Удар был сильным, у Нади помутилось в глазах. Она больно стукнулась о воду плашмя, как летела над нею, держась за трапецию под крылом дельтаплана.

Дух ее захватило, слезы заволокли глаза. Она судорожно глотнула воздух и… ушла под воду.

Ярко вспомнилось ощущение того, как она, спасая двух мальчуганов у метромоста, тонула. Перепуганные детишки не висели здесь на ней, но состояние беспомощности было схожим. Надя с ужасом поняла, что тонет и никто не придет ей на помощь, спрыгнув с высокого моста.

А как же тайна нуля? Уточненная формула Лоренца с «коэффициентом любви»? Это же какая-то новая теория, которую она открыла? А Никита, вернувшись через тысячу лет, даже не сможет найти водохранилища, где она утонула!

Собравшись с последними силами, превозмогая боль от ушибов при падении, Надя вынырнула, глотнула еще раз воздух, поняв, что сейчас уйдет в воду навеки… и вдруг увидела протянутую ей сверху чью-то руку.

На гибкой лестнице, спущенной с неведомо как оказавшегося здесь взлетолета, к ней наклонилась фигура элегантного человека со светлыми кудрями до плеч.

Бурунов?! Откуда?

Надя хотела было, как и в прошлый раз, отрицательно замотать головой, но… Никиты Вязова не было рядом, и она непроизвольно воспользовалась протянутой ей рукой.

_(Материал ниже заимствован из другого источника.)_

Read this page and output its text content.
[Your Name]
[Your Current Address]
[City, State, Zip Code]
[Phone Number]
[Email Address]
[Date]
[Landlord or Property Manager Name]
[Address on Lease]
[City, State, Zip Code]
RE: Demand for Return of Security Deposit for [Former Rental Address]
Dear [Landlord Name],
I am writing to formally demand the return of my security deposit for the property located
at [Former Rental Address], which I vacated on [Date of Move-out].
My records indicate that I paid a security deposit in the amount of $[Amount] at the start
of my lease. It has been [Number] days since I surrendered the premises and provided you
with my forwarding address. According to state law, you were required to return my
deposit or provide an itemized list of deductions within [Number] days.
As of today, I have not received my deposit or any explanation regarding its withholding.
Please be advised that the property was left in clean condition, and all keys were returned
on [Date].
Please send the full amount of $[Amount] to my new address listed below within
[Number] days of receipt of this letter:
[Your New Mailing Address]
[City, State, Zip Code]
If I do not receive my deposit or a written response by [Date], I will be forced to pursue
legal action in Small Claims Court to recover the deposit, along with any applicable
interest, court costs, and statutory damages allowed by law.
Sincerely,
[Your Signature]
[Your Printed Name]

Константин Петрович Бурунов помог ей ухватиться за ступеньки гибкой лестницы, придерживая ее за мокрые плечи руками, а сам акробатически держась за верхние ступеньки ногами, кудри его при этом нелепо свешивались вниз.

Потом спасатели взлетолета включили механизм, втягивающий лестницу вместе с уцепившимися за нее людьми.

Сразу несколько рук помогли Наде забраться в кабину, где она в бессилье упала на пол.

Казалось невероятным, что она незадолго до того летела над землей, размышляя о высоких абстракциях.

Надя не знала, откуда взялся профессор Бурунов, но это был именно тот человек, который мог понять ее. И, застонав, она произнесла:

– Константин Петрович! Я открыла тайну нуля.

– О чем вы говорите, милая Надя? Сейчас вам надлежит находиться в покое.

– Я нашла «коэффициент любви».

– Вы явно бредите, дорогая. Постарайтесь забыться.

– Нет, это не бред! Скорее выслушайте меня. Надо задержать рейс звездолета.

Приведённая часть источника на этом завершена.